Avec le plan de Romney, combien d’Américains seraient laissés pour compte ? On avance le chiffre de 89 millions. Selon la Commonwealth Foundation qui est non partisane, c’est le nombre d’Américains qui n’ont pas la "couverture permanente" qui les rendrait éligibles à l’assurance santé selon les promesses vides de Romney. D’ailleurs, cela représente plus d’un tiers de la population américaine âgée de moins de 65 ans. D’autres avancent le chiffre de 45 millions, le nombre approximatif de personnes qui bénéficieraient d’une couverture santé si Obama était réélu mais qui la perdraient s’il s’avérait que Romney l’emporte.

Cette estimation reflète deux facteurs. Tout d’abord, Romney propose d’abroger l’Affordable Care Act, ce qui revient à se débarrasser de toutes les façons qu’a la loi d’aider les dizaines de millions d’Américains qui ont des antécédents médicaux ou qui ne peuvent se permettre de souscrire une assurance santé pour d’autres raisons. Deuxièmement, Romney propose des coupes drastiques dans Medicaid – clairement pour économiser de l’argent qu’il pourra utiliser en crédits d’impôts pour les riches – ce qui priverait des millions d’Américains d’un accès aux soins les plus basiques. (Et non, en dépit de ce qu’il a dit, on ne peut pas être soigné comme on le souhaite simplement en se rendant aux urgences). Attendez, c’est de pire en pire. Le nombre véritable des victimes des propositions de Romney en termes de santé serait en fait bien plus important que ces deux chiffres, et ce, pour deux raisons.

La première c’est que Medicaid ne donne pas simplement un accès aux soins aux Américains qui sont trop jeunes pour Medicare ; elle paie également pour les soins généraux et nécessaires qui permettent de prendre soin des Américains âgés.

De la même façon, bon nombre d’Américains ont une assurance santé mais vivent sous la menace constante de la perdre. L’Obamacare éliminerait cette menace mais Romney la ferait réapparaître et l’aggraverait. Les filets de sécurité n’aident pas simplement les gens qui chutent, ils rendent la vie plus sûre pour tous ceux qui sont susceptibles de chuter. Romney ferait disparaître cette sécurité, pas simplement en ce qui concerne la couverture santé mais sur le reste également.

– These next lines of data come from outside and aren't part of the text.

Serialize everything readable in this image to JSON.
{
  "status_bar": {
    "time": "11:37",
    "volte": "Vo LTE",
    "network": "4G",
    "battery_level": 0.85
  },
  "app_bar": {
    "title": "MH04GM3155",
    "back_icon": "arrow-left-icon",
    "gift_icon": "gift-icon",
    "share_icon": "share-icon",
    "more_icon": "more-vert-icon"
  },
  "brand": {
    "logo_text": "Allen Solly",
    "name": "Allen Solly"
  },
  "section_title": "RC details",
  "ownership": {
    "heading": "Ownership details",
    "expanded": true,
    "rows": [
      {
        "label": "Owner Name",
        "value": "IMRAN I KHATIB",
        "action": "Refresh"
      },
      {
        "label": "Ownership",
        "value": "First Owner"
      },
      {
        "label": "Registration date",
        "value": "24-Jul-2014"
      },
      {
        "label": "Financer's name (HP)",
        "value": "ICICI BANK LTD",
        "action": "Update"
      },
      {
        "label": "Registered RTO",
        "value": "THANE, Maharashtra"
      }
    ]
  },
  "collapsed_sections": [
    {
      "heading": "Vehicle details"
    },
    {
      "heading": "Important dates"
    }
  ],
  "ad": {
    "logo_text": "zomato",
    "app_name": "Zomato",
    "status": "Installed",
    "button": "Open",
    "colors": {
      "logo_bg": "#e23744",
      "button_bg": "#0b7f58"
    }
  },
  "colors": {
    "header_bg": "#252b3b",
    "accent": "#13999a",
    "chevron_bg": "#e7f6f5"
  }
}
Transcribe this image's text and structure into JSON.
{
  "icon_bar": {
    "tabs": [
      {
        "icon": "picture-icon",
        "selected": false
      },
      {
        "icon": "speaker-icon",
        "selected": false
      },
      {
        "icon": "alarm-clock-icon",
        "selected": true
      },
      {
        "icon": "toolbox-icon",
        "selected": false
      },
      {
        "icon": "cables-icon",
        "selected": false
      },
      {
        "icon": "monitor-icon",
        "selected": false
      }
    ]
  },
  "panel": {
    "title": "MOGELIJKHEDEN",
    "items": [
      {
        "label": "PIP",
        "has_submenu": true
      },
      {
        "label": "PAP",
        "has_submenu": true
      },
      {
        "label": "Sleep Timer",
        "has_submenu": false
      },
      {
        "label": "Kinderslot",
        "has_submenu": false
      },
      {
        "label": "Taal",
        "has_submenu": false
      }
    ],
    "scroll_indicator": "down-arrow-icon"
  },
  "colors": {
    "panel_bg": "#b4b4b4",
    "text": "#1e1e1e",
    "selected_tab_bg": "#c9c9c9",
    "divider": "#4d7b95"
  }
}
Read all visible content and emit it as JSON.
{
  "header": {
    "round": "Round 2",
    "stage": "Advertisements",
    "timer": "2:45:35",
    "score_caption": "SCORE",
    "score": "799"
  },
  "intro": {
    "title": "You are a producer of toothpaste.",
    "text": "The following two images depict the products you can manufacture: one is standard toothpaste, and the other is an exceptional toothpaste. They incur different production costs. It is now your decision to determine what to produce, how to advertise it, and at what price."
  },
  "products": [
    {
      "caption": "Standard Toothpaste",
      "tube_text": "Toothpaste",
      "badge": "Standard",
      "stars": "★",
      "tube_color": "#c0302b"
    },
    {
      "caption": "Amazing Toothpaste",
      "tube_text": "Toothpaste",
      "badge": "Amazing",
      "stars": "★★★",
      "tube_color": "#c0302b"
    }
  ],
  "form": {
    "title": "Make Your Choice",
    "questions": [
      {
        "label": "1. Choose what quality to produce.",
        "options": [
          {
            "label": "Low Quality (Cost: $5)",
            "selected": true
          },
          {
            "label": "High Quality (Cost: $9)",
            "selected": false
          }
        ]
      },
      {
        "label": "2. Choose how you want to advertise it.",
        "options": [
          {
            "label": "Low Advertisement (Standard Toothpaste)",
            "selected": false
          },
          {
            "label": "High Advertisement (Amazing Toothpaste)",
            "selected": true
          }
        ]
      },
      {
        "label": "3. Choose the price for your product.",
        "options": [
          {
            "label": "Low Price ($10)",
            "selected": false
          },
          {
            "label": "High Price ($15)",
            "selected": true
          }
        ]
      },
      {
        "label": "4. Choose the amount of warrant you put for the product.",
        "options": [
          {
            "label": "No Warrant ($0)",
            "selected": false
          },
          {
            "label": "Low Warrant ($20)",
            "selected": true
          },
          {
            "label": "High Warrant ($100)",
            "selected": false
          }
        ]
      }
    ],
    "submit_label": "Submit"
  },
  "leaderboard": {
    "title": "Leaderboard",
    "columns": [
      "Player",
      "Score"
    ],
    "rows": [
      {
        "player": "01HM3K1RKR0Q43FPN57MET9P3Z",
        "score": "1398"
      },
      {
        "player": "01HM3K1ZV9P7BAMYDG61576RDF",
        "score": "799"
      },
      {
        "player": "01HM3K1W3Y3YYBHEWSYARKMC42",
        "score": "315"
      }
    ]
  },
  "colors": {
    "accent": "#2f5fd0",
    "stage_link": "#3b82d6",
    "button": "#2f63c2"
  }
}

Qu’en est-il de cette affirmation d’un conseiller de Romney après le débat selon laquelle les Etats pourraient intervenir pour garantir une couverture à ceux ayant des antécédents médicaux ? C’est ridicule sur tous les plans. Tout d’abord, Romney souhaite éliminer les restrictions sur les ventes d’assurance entre les Etats, ôtant donc aux Etats tout pouvoir de régulation. De plus, si l’on ne fait qu’exiger que les compagnies d’assurances couvrent tout le monde, les gens en bonne santé attendront d’être malades avant d’en souscrire une, créant alors des primes très élevées. Il faut donc que les régulations sur les assurés soient ajoutées à l’obligation que tout le monde soit assuré. Et pour rendre cela possible, il faut offrir des subventions d’assurance aux américains qui ont de faibles revenus, qui doivent être payées à un niveau fédéral.

Et l’on en arrive précisément à la réforme de santé qu’Obama a transformée en loi.

On peut regretter qu’Obama ne l’ait pas mentionné clairement lors du débat. Il aurait tout à fait pu intervenir et dire "Et ça recommence" : l’affirmation de Romney était non seulement fondamentalement malhonnête, mais elle est sans cesse réduite à néant et même l’équipe de campagne de Romney a admis qu’elle était fausse.

Pour des raisons qui lui sont propres, le président n’a pas fait ça, que ce soit à propos de la couverture santé ou autre chose. Mais, comme je l’ai dit, peu importent les critiques de son jeu de scène. Le fait est que Romney a essayé d’induire le public en erreur et il ne devrait pas pouvoir s’en sortir aussi facilement.